Иноземцев упорно молчал, явно не одобряя, что Рындин впутывает в их разговор третьего лишнего.
Но Рындин гнул свое:
– В самом деле, совесть у тебя есть – предлагать мне, чтобы ты воевал, а я при сем присутствовал?
– Я изложил вам свое мнение, – не принимая товарищеского тона, сказал Иноземцев. – Ваше дело приказывать!
– А что еще приказывать? Как сказал, так и будет! – обрубил Рындин.

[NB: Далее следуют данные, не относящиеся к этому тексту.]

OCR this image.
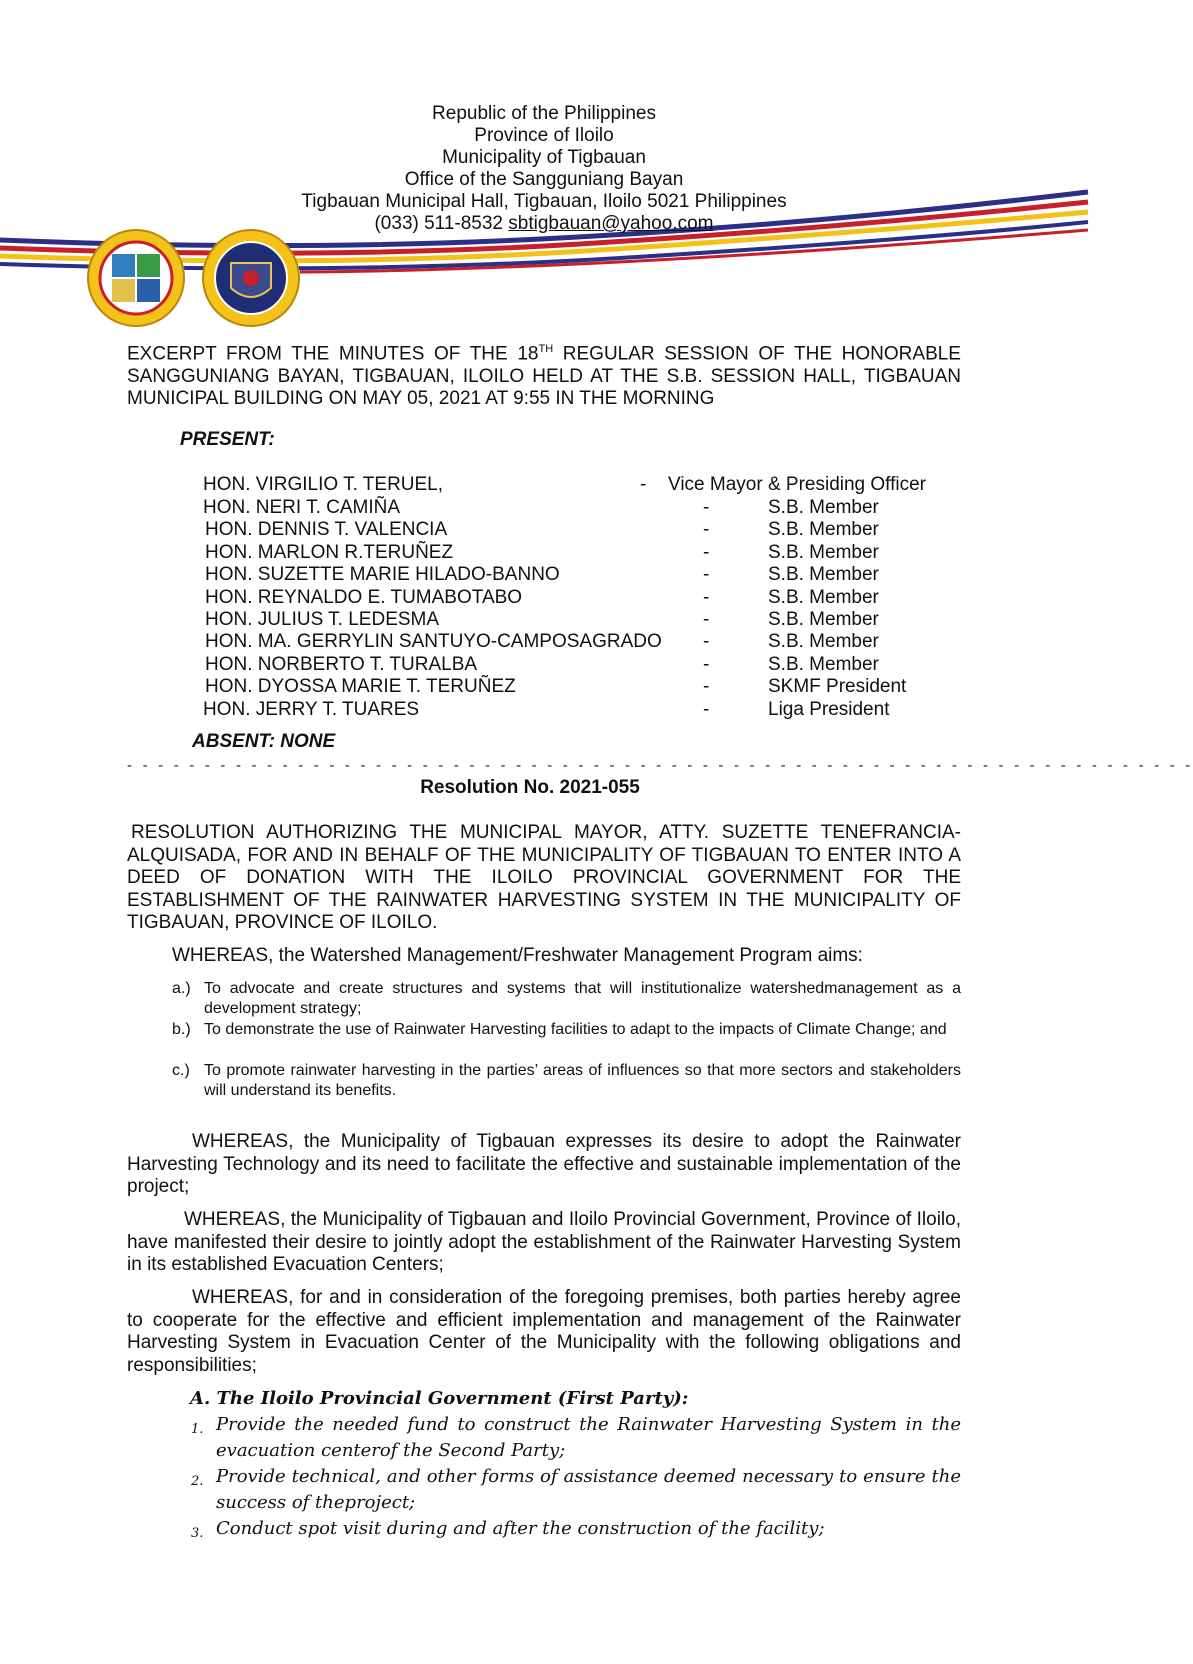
Republic of the Philippines
Province of Iloilo
Municipality of Tigbauan
Office of the Sangguniang Bayan
Tigbauan Municipal Hall, Tigbauan, Iloilo 5021 Philippines
(033) 511-8532 sbtigbauan@yahoo.com
EXCERPT FROM THE MINUTES OF THE 18TH REGULAR SESSION OF THE HONORABLE SANGGUNIANG BAYAN, TIGBAUAN, ILOILO HELD AT THE S.B. SESSION HALL, TIGBAUAN MUNICIPAL BUILDING ON MAY 05, 2021 AT 9:55 IN THE MORNING
PRESENT:
HON. VIRGILIO T. TERUEL,	- Vice Mayor & Presiding Officer
HON. NERI T. CAMIÑA	-	S.B. Member
HON. DENNIS T. VALENCIA	-	S.B. Member
HON. MARLON R.TERUÑEZ	-	S.B. Member
HON. SUZETTE MARIE HILADO-BANNO	-	S.B. Member
HON. REYNALDO E. TUMABOTABO	-	S.B. Member
HON. JULIUS T. LEDESMA	-	S.B. Member
HON. MA. GERRYLIN SANTUYO-CAMPOSAGRADO -	S.B. Member
HON. NORBERTO T. TURALBA	-	S.B. Member
HON. DYOSSA MARIE T. TERUÑEZ	-	SKMF President
HON. JERRY T. TUARES	-	Liga President
ABSENT: NONE
- - - - - - - - - - - - - - - - - - - - - - - - - - - - - - - - - - - - - - - - - - - - - - - - - - - - - - - - - - - - - - - - - - - - -
Resolution No. 2021-055
RESOLUTION AUTHORIZING THE MUNICIPAL MAYOR, ATTY. SUZETTE TENEFRANCIA-ALQUISADA, FOR AND IN BEHALF OF THE MUNICIPALITY OF TIGBAUAN TO ENTER INTO A DEED OF DONATION WITH THE ILOILO PROVINCIAL GOVERNMENT FOR THE ESTABLISHMENT OF THE RAINWATER HARVESTING SYSTEM IN THE MUNICIPALITY OF TIGBAUAN, PROVINCE OF ILOILO.
WHEREAS, the Watershed Management/Freshwater Management Program aims:
a.) To advocate and create structures and systems that will institutionalize watershedmanagement as a development strategy;
b.) To demonstrate the use of Rainwater Harvesting facilities to adapt to the impacts of Climate Change; and
c.) To promote rainwater harvesting in the parties’ areas of influences so that more sectors and stakeholders will understand its benefits.
WHEREAS, the Municipality of Tigbauan expresses its desire to adopt the Rainwater Harvesting Technology and its need to facilitate the effective and sustainable implementation of the project;
WHEREAS, the Municipality of Tigbauan and Iloilo Provincial Government, Province of Iloilo, have manifested their desire to jointly adopt the establishment of the Rainwater Harvesting System in its established Evacuation Centers;
WHEREAS, for and in consideration of the foregoing premises, both parties hereby agree to cooperate for the effective and efficient implementation and management of the Rainwater Harvesting System in Evacuation Center of the Municipality with the following obligations and responsibilities;
A. The Iloilo Provincial Government (First Party):
1. Provide the needed fund to construct the Rainwater Harvesting System in the evacuation centerof the Second Party;
2. Provide technical, and other forms of assistance deemed necessary to ensure the success of theproject;
3. Conduct spot visit during and after the construction of the facility;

– Скоро подходим. Разрешите идти готовить людей? – сухо спросил Иноземцев.
– Идите.
Оставшись вдвоем с Лопатиным, Рындин разоткровенничался:
– Видали, что за человек? Хоть бы сообразил, что я в свою последнюю операцию иду, настроения бы не портил! – Он даже сплюнул за борт от обиды. – Себя самого считает природным разведчиком, а если я воюю без постной рожи, со смехом и с песней во весь голос, значит, я уже не разведчик, просто мне везет, что цел! А операций, между прочим, мы с ним провели так на так – по двенадцати. И сегодня и у него и у меня – чертова дюжина.
– А я, назло приметам, считаю число тринадцать как раз счастливым, – сказал Лопатин.
– А я об этом даже и не думаю, – рассмеялся Рындин. – Счастливое число – вообще дурость! Счастливый человек – другое дело… Вот вы, например, счастливый человек. Сегодня здесь, на Ледовитом, а какой-нибудь месяц назад были на Черном, в Одессе!
Лопатин ответил, что видеть эвакуацию Одессы было не такое уж счастье.
– Но ведь эвакуация-то прошла на ять! По крайней мере, судя по тому, что вы нам сами рассказывали при первой встрече. Или тогда наврали, а теперь совесть зазрила?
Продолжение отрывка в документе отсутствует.